Catholic Care, which is based in the Diocese of Leeds, has spent more than two years arguing it will have to give up its work finding homes for children if it has to comply with recent equality regulations which prohibit discrimination against same-sex couples wanting to adopt.
The complex legal debate ended up in the High Court last year before it was referred back to the Charity Commission which again refused to back Catholic Care's stance.
A tribunal dismissed the charity's appeal, supporting the Charity Commission's ruling. In its decision, the tribunal acknowledged there would be "a loss to society if the charity's skilled staff were no longer engaged in the task of preparing potential adopters to offer families to children awaiting an adoption placement".

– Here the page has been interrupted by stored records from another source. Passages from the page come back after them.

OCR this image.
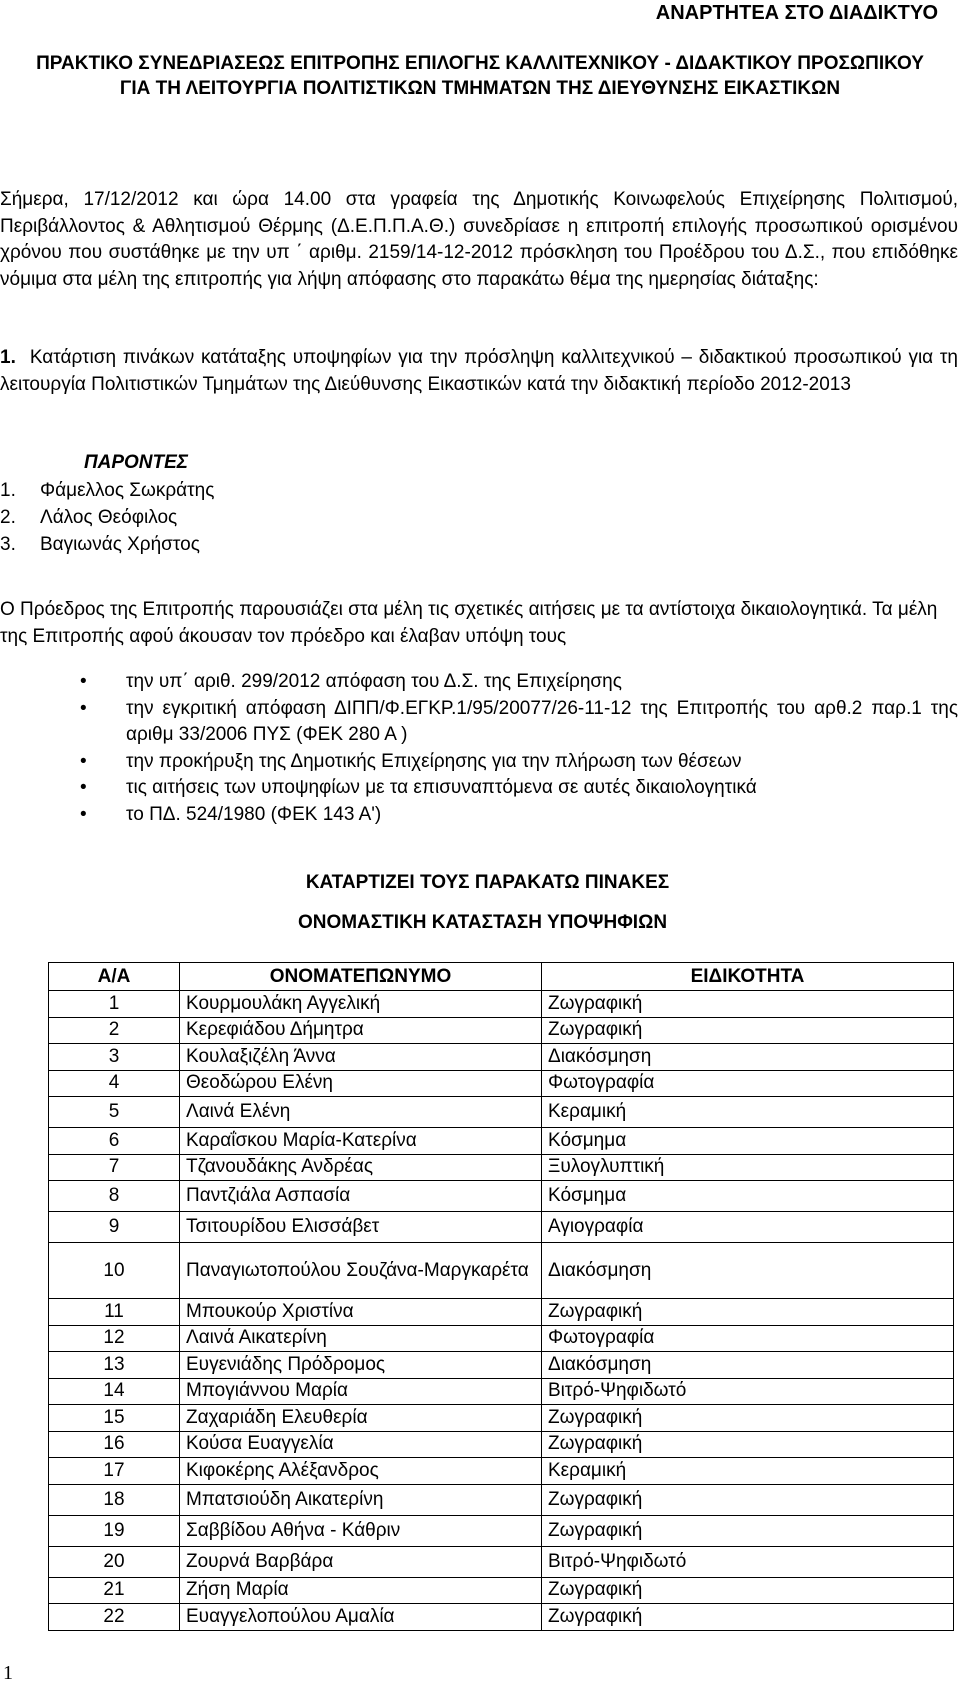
ΑΝΑΡΤΗΤΕΑ ΣΤΟ ΔΙΑΔΙΚΤΥΟ
ΠΡΑΚΤΙΚΟ ΣΥΝΕΔΡΙΑΣΕΩΣ ΕΠΙΤΡΟΠΗΣ ΕΠΙΛΟΓΗΣ ΚΑΛΛΙΤΕΧΝΙΚΟΥ - ΔΙΔΑΚΤΙΚΟΥ ΠΡΟΣΩΠΙΚΟΥ ΓΙΑ ΤΗ ΛΕΙΤΟΥΡΓΙΑ ΠΟΛΙΤΙΣΤΙΚΩΝ ΤΜΗΜΑΤΩΝ ΤΗΣ ΔΙΕΥΘΥΝΣΗΣ ΕΙΚΑΣΤΙΚΩΝ
Σήμερα, 17/12/2012 και ώρα 14.00 στα γραφεία της Δημοτικής Κοινωφελούς Επιχείρησης Πολιτισμού, Περιβάλλοντος & Αθλητισμού Θέρμης (Δ.Ε.Π.Π.Α.Θ.) συνεδρίασε η επιτροπή επιλογής προσωπικού ορισμένου χρόνου που συστάθηκε με την υπ ΄ αριθμ. 2159/14-12-2012 πρόσκληση του Προέδρου του Δ.Σ., που επιδόθηκε νόμιμα στα μέλη της επιτροπής για λήψη απόφασης στο παρακάτω θέμα της ημερησίας διάταξης:
1. Κατάρτιση πινάκων κατάταξης υποψηφίων για την πρόσληψη καλλιτεχνικού – διδακτικού προσωπικού για τη λειτουργία Πολιτιστικών Τμημάτων της Διεύθυνσης Εικαστικών κατά την διδακτική περίοδο 2012-2013
ΠΑΡΟΝΤΕΣ
1. Φάμελλος Σωκράτης
2. Λάλος Θεόφιλος
3. Βαγιωνάς Χρήστος
Ο Πρόεδρος της Επιτροπής παρουσιάζει στα μέλη τις σχετικές αιτήσεις με τα αντίστοιχα δικαιολογητικά. Τα μέλη της Επιτροπής αφού άκουσαν τον πρόεδρο και έλαβαν υπόψη τους
• την υπ΄ αριθ. 299/2012 απόφαση του Δ.Σ. της Επιχείρησης
• την εγκριτική απόφαση ΔΙΠΠ/Φ.ΕΓΚΡ.1/95/20077/26-11-12 της Επιτροπής του αρθ.2 παρ.1 της αριθμ 33/2006 ΠΥΣ (ΦΕΚ 280 Α )
• την προκήρυξη της Δημοτικής Επιχείρησης για την πλήρωση των θέσεων
• τις αιτήσεις των υποψηφίων με τα επισυναπτόμενα σε αυτές δικαιολογητικά
• το ΠΔ. 524/1980 (ΦΕΚ 143 Α')
ΚΑΤΑΡΤΙΖΕΙ ΤΟΥΣ ΠΑΡΑΚΑΤΩ ΠΙΝΑΚΕΣ
ΟΝΟΜΑΣΤΙΚΗ ΚΑΤΑΣΤΑΣΗ ΥΠΟΨΗΦΙΩΝ
Α/Α	ΟΝΟΜΑΤΕΠΩΝΥΜΟ	ΕΙΔΙΚΟΤΗΤΑ
1	Κουρμουλάκη Αγγελική	Ζωγραφική
2	Κερεφιάδου Δήμητρα	Ζωγραφική
3	Κουλαξιζέλη Άννα	Διακόσμηση
4	Θεοδώρου Ελένη	Φωτογραφία
5	Λαινά Ελένη	Κεραμική
6	Καραΐσκου Μαρία-Κατερίνα	Κόσμημα
7	Τζανουδάκης Ανδρέας	Ξυλογλυπτική
8	Παντζιάλα Ασπασία	Κόσμημα
9	Τσιτουρίδου Ελισσάβετ	Αγιογραφία
10	Παναγιωτοπούλου Σουζάνα-Μαργκαρέτα	Διακόσμηση
11	Μπουκούρ Χριστίνα	Ζωγραφική
12	Λαινά Αικατερίνη	Φωτογραφία
13	Ευγενιάδης Πρόδρομος	Διακόσμηση
14	Μπογιάννου Μαρία	Βιτρό-Ψηφιδωτό
15	Ζαχαριάδη Ελευθερία	Ζωγραφική
16	Κούσα Ευαγγελία	Ζωγραφική
17	Κιφοκέρης Αλέξανδρος	Κεραμική
18	Μπατσιούδη Αικατερίνη	Ζωγραφική
19	Σαββίδου Αθήνα - Κάθριν	Ζωγραφική
20	Ζουρνά Βαρβάρα	Βιτρό-Ψηφιδωτό
21	Ζήση Μαρία	Ζωγραφική
22	Ευαγγελοπούλου Αμαλία	Ζωγραφική
1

But the panel said it had to balance the risk of closure of the charity's adoption service - which it said was "by no means certain" - against the "detriment to same-sex couples and the detriment to society generally of permitting the discrimination proposed". The ruling dismissed an appeal by Catholic Care against the decision of the Charity Commission to refuse its consent to a "change of charitable objects".
The charity argued that its stance attracted potential adopters who did not approach other agencies. It told the tribunal that same-sex couples could get adoption services from local authorities and other voluntary agencies and said failure to secure the exemption would hit the voluntary donations which keep it afloat.
But the tribunal found that adoption is a public service, funded in part by local authorities, so does not have the same exemptions under the Equality Act 2010 as those which cover private religious worship.
Responding to the ruling, Bishop of Leeds Arthur Roche said: "Catholic Care is very disappointed with this ruling. The trustees are considering their position and whether or not to appeal. It is unfortunate that those who will suffer as a consequence of this ruling will be the most vulnerable children for whom Catholic Care has provided an excellent service for many years.
"It is an important point of principle that the charity should be able to prepare potential adoptive parents, a service recognised for its excellence by the local authorities who are responsible for placing children, according to the tenets of the Catholic faith."
Deputy chief executive of gay equality charity Stonewall, Laura Doughty, said: "There should be no question of anyone engaged in delivering any kind of public or publicly funded service being allowed to pick and choose their service users on the basis of individual prejudice. This ruling makes the law in this area crystal clear."